A tired group of people walked into LeBourdais Park on July 29.
The Warrior Walk for Healing Nations, a group of people travelling on foot from Whitehorse to Kamloops to honour the 215 children found in an unmarked grave at a former residential school.
The journey has not only been taxing physically, but also emotionally.
“I think the enormity of the impacts of residential schools has been heavy on our hearts,” walker and organizer Jacqueline Shorty said. “Thinking of all the things Indigenous Canadians have had to endure has been tough. It’s been hard, and it’s stretched us in every way possible, emotionally, mentally, spiritually and physically.”
Indigenous leaders from around Quesnel were on hand to greet the walkers, and provide them with much needed refueling with food and song.
Telegraph Creek resident Jamie Henyu came up with the idea to do the walk, partnering with the Northern Nations Alliance non-profit group.
“I wanted to honour the 215, so at first I decided to grow my hair, but it wasn’t good enough,” he said. “The Creator said ‘you’re gonna walk to Kamloops.’ I kind of hemmed and hawed about it, and it took me about five hours to make the decision to walk.”

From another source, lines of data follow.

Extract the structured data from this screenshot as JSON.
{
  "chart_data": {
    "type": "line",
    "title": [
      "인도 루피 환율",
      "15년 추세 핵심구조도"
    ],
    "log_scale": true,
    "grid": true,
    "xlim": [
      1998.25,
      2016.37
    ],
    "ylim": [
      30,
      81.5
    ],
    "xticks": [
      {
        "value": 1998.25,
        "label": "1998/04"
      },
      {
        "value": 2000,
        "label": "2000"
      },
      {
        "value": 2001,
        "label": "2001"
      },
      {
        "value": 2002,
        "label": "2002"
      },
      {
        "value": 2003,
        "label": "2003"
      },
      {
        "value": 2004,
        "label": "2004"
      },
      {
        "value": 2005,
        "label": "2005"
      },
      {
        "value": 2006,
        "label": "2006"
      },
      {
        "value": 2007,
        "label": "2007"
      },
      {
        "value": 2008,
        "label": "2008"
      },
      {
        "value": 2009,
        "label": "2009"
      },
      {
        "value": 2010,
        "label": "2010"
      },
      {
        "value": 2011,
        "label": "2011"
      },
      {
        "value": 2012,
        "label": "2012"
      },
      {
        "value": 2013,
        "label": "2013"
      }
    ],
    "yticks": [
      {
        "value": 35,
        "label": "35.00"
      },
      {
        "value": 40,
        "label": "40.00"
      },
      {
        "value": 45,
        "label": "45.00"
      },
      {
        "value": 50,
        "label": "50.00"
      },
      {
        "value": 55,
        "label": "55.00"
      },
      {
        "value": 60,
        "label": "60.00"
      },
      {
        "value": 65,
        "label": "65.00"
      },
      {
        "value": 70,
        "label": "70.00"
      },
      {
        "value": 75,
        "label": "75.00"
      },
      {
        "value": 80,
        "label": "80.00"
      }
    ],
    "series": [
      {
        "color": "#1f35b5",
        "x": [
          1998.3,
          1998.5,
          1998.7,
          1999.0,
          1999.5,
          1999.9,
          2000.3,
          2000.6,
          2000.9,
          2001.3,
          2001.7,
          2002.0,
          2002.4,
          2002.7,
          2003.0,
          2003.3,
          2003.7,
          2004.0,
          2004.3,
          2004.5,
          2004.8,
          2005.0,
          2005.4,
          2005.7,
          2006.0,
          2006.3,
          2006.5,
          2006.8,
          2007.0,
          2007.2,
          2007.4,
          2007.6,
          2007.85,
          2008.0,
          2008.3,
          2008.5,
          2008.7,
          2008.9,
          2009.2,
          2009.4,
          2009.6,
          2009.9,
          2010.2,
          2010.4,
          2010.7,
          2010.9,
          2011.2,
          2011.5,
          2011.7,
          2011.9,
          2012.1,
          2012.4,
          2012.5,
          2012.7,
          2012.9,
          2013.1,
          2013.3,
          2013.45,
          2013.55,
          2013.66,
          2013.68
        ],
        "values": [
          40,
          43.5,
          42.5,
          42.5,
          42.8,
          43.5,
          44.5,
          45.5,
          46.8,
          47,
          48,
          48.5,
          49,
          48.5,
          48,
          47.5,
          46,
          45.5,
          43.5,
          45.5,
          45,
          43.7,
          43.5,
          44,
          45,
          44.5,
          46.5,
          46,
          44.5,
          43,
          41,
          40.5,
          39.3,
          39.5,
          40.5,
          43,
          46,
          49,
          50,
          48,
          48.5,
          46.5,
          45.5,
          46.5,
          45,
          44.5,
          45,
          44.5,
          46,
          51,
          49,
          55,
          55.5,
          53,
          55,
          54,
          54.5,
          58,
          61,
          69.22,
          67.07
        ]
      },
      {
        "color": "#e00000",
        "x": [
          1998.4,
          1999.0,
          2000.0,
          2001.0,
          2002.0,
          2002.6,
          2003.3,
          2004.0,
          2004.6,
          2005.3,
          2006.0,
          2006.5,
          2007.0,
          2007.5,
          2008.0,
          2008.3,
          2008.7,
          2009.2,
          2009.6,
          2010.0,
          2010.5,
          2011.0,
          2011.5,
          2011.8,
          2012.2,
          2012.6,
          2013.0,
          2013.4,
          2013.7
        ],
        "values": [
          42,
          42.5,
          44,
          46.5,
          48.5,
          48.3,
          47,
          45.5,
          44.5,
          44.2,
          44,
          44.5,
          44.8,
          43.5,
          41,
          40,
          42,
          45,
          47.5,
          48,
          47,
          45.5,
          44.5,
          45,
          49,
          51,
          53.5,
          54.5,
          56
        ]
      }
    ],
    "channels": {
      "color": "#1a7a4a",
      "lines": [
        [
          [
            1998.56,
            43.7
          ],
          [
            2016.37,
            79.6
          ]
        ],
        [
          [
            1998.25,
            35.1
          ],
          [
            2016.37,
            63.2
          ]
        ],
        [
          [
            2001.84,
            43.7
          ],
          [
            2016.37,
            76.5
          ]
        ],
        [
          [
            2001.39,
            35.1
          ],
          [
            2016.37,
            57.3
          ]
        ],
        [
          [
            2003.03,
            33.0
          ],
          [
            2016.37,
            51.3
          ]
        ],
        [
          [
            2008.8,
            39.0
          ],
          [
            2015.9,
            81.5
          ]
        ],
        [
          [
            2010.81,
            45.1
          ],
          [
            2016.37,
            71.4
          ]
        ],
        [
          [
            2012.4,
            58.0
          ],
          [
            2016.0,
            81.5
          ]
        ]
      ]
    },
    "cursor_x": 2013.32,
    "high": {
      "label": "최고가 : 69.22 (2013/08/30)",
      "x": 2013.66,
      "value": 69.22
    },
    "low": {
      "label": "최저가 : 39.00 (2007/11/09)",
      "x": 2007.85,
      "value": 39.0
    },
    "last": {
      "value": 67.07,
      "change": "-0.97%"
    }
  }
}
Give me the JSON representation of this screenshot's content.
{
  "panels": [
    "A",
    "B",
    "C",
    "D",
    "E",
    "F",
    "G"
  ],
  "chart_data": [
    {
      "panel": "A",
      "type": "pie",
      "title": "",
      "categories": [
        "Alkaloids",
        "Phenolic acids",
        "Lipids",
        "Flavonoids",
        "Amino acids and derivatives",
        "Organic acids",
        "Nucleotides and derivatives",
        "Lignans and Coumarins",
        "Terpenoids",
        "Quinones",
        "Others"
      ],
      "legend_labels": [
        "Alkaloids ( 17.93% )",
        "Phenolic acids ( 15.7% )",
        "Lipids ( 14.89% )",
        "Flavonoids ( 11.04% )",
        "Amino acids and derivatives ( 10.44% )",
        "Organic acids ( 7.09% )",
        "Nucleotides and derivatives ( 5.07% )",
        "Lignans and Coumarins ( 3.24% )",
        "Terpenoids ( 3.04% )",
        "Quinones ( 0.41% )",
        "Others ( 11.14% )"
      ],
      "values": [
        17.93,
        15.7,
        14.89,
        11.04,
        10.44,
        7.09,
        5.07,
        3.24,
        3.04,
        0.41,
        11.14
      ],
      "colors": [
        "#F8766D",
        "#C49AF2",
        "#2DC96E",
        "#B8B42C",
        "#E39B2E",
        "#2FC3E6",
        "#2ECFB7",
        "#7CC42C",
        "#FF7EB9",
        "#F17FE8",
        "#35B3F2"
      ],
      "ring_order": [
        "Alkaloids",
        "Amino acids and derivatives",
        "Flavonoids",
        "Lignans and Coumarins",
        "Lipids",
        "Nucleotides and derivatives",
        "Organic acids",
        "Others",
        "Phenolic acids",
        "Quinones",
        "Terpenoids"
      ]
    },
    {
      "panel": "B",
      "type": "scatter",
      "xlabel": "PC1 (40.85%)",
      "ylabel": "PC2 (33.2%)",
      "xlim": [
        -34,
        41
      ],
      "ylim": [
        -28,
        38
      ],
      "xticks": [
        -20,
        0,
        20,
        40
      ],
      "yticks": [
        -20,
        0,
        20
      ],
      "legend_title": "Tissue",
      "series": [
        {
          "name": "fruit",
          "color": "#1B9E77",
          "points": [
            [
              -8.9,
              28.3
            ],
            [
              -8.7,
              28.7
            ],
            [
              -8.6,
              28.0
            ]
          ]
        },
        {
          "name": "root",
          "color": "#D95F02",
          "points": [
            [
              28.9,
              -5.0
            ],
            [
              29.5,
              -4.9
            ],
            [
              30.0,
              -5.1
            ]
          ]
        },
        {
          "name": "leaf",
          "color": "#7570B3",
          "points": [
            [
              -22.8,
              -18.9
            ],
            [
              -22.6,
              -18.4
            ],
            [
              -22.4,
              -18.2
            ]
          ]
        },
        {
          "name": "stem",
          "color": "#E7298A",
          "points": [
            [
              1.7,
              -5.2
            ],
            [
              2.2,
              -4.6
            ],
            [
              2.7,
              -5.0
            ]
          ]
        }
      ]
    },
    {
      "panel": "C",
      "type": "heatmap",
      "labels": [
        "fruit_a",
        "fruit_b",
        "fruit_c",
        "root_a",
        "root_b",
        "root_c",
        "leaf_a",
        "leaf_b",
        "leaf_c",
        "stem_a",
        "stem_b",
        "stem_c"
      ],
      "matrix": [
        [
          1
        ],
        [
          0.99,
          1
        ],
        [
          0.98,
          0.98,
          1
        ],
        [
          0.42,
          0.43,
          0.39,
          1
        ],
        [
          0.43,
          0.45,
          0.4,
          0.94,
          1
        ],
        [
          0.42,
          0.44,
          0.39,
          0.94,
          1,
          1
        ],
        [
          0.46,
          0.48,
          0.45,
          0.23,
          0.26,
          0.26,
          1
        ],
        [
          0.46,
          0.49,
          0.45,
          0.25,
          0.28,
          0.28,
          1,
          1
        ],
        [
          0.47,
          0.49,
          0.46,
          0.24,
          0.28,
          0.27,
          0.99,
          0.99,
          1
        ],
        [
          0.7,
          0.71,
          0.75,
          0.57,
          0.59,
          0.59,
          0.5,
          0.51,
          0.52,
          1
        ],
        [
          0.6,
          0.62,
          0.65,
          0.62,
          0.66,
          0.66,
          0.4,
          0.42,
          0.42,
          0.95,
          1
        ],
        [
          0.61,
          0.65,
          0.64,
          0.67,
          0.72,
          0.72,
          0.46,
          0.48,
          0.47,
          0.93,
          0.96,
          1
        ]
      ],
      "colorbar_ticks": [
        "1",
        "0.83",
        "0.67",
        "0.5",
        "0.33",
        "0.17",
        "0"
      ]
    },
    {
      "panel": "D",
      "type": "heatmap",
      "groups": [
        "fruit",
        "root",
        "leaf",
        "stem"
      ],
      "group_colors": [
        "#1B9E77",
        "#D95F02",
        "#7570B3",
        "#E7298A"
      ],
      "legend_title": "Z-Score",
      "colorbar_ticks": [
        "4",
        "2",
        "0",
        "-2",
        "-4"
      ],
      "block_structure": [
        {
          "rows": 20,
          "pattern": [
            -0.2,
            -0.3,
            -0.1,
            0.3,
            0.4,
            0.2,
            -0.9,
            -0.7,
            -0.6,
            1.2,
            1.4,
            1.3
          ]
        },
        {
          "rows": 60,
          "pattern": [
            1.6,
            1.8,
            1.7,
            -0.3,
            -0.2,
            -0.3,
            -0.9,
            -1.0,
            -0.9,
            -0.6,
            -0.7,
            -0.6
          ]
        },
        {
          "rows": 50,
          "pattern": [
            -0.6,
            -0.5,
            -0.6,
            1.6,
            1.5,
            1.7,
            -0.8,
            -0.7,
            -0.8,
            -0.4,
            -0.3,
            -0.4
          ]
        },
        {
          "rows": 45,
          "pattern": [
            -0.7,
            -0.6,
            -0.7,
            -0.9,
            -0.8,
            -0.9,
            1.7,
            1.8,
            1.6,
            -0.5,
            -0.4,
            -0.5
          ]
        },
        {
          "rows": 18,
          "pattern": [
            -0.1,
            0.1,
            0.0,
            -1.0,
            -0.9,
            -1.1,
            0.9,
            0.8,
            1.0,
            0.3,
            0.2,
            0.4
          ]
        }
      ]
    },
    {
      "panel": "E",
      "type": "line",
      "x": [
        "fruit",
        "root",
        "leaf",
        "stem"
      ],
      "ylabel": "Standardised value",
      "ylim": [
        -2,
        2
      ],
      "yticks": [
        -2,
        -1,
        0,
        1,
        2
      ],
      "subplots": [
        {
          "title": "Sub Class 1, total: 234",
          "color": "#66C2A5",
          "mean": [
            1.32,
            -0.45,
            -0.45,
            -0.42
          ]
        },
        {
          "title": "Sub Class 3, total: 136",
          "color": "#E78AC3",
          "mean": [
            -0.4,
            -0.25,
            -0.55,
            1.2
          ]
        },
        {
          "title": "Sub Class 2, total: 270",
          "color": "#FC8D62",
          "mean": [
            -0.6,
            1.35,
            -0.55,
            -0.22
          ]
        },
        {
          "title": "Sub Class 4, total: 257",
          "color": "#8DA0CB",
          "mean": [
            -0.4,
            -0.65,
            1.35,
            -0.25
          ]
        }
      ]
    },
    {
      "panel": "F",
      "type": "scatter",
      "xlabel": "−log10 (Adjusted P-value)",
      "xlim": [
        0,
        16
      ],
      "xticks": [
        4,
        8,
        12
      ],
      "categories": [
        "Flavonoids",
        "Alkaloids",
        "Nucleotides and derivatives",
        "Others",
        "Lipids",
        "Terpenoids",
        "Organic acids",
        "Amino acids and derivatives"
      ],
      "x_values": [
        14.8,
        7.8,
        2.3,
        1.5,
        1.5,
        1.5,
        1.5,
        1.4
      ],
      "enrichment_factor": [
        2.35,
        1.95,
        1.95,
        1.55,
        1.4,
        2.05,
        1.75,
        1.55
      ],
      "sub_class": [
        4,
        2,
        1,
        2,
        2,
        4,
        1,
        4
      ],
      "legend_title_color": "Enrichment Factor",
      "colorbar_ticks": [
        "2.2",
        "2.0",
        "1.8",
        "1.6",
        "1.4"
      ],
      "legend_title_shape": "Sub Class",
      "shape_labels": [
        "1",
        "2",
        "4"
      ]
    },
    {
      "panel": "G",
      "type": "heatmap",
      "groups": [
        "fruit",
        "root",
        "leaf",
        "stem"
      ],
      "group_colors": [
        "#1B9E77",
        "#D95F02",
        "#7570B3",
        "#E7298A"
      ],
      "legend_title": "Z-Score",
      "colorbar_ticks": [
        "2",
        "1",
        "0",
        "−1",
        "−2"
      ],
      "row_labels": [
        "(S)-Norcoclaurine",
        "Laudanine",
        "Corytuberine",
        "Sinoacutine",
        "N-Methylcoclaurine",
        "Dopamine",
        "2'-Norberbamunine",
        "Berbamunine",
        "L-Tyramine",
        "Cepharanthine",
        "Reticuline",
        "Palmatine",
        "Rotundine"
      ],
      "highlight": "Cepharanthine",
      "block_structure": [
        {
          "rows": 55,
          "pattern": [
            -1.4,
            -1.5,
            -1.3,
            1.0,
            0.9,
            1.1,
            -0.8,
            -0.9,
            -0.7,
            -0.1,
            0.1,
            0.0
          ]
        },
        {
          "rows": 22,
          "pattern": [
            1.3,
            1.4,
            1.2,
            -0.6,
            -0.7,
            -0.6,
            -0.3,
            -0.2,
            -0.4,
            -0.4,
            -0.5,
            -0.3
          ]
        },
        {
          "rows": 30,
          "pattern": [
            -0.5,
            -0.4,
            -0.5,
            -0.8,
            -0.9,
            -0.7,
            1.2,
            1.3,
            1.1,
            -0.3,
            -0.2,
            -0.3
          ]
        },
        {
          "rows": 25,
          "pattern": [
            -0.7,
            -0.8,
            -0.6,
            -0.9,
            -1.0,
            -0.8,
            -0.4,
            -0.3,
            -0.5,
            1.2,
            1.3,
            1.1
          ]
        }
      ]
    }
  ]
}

During their over 1,900 km trip from Whitehorse to Quesnel, more unmarked graves at residential school across Canada have been discovered.
“If there was any naivety about what it is, it’s gone,” Shorty said. “It’s like an awakening, a huge awakening to something that was heavier than we ever anticipated… As we’re getting ready to head into Kamloops the thing that is heavy on my mind is how do we share that story. Some of the things we’ve heard have been horrendous.”
The group has stopped at communities along the way, even witnesses the demolition of a former residential school. Shorty recalled hearing the story of a survivor who was forced out of bed in the middle of the night to dig the graves for a now-dead classmate.
Shorty called on all Canadians to face the truth of residential schools.
“That statistical number that goes over 2,000 that people intellectually hear and don’t attach to it emotionally — for a moment go into your heart and think of it as your own child,” she said.
Shorty said her mother, who was residential school survivor tried to shield her from the truth behind residential school abuses.
“She just wanted to save me from that pain,” she said. “Regardless of how much she shielded us, we’re seeing the truth now. We as Indigenous Canadians have always known this truth, we’ve been shielded by our parents from this, and now the truth is out.”
For Henyu, the final 400 km to Kamloops is a blessing, especially when connecting with communities along the way.
“It was the right thing to do, but I never expected any of this,” he said as Chad Stump played guitar to a cheering crowd. “This is just so amazing. It’s been like this every place we stopped… If I had to walk some more I would. It’s such a wonderful cause to walk for it’s hard to quit now. Before I started I never walked more than to my truck.”
The walkers hope to arrive in Kamloops on August 9.